Tierhaltung

An der Humboldt-Universität zu Berlin gibt es zwei zentrale und mehrere dezentrale Tierhaltungen, die sich auf dem Campus Nord sowie Campus Dahlem befinden.

An der Humboldt-Universität werden Versuchstiere in entsprechend behördlich genehmigten Einrichtungen gemäß Paragraph 11 Tierschutzgesetz in Verbindung mit Paragraph 11 Tierschutz-Versuchstierverordnung gezüchtet und gehalten. Zudem erfolgen einzelne Forschungsvorhaben außerhalb geschlossener Labor- und Tierhaltungsbereiche, insbesondere im Freiland sowie in Stallanlagen. Folgende Tierarten befinden sich in unseren Tierhaltungen: Mäuse, Ratten, Etruskerspitzmäuse, verschiedene Fischarten, Kanareneidechsen, Schweine, Ziegen, Schafe, Geflügel und Arthropoden. 

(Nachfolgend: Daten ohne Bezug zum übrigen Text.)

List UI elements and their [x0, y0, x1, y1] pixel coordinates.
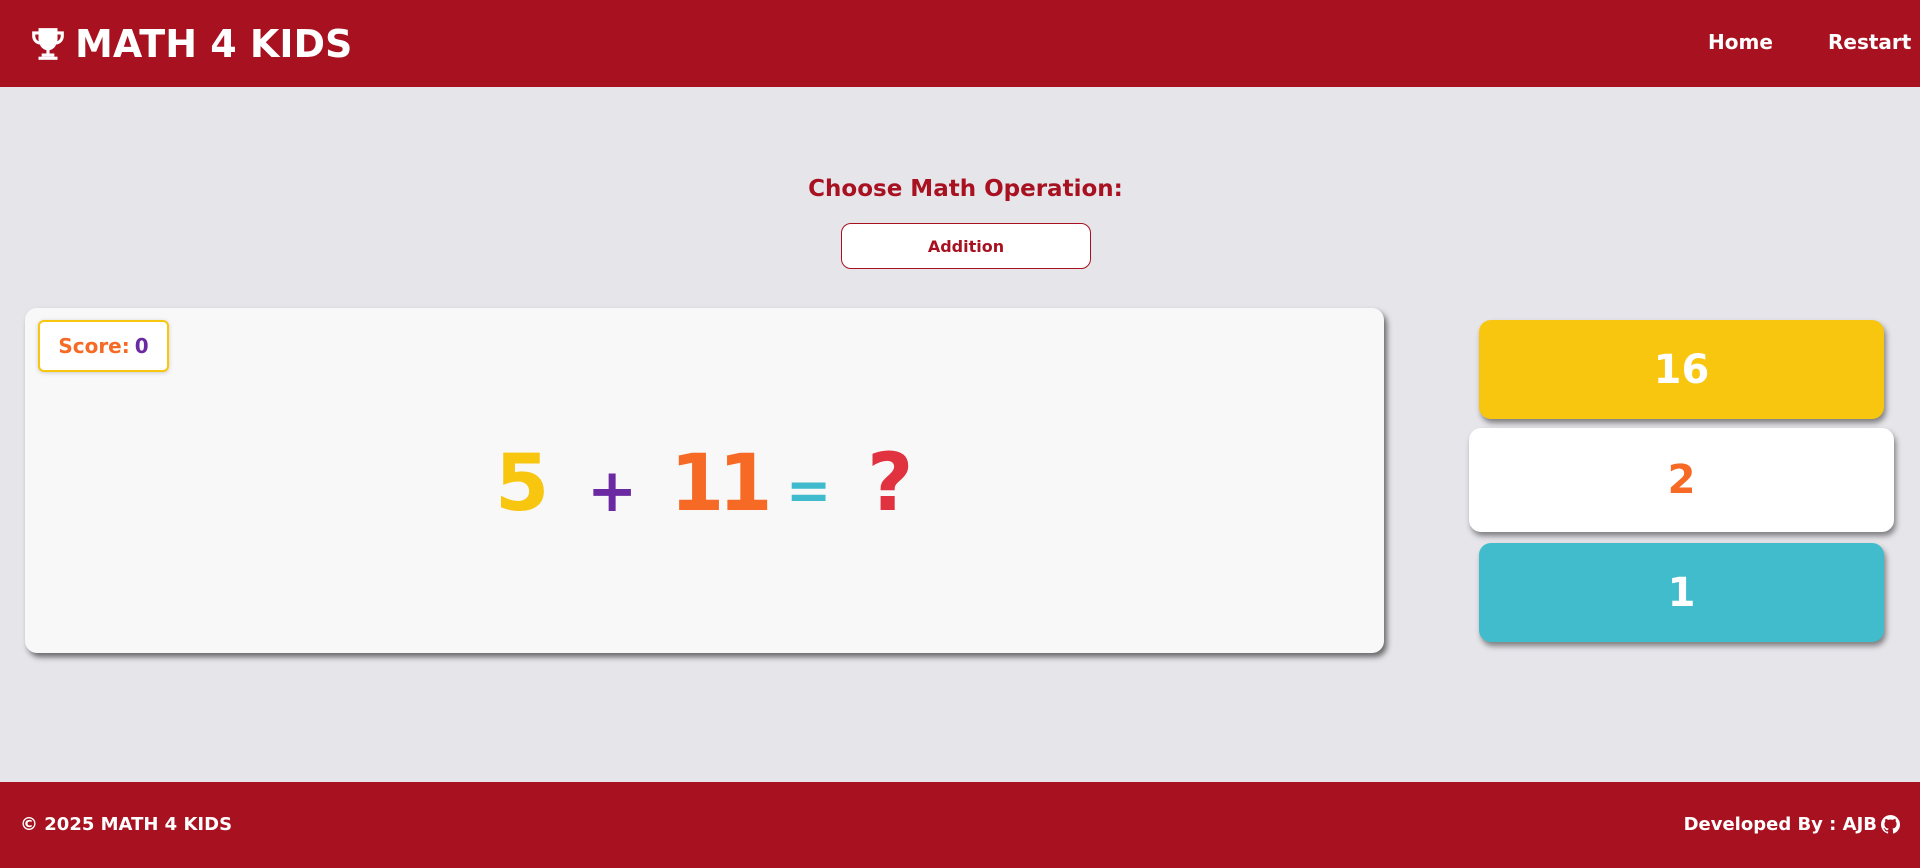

Die Haltung der Versuchstiere erfolgt unter Beachtung der geltenden tierschutzrechtlichen Bestimmungen sowie der aktuellen versuchstierkundlichen Empfehlungen. Die Tierhaltungsräume sind mit einem speziell angepassten Raumklima und Lichtregime ausgestattet; Haltungssysteme und -einrichtungen sind auf die jeweiligen Tierarten abgestimmt. Die tägliche Betreuung der Tiere wird durch fachlich qualifiziertes und speziell geschultes Tierpflegepersonal sichergestellt.

Darüber hinaus überwachen zwei Tierschutzbeauftragte bzw. Tierärzte die Einhaltung der versuchstierrechtlichen Vorgaben sowie die Gesundheit und das Wohlergehen der Tiere.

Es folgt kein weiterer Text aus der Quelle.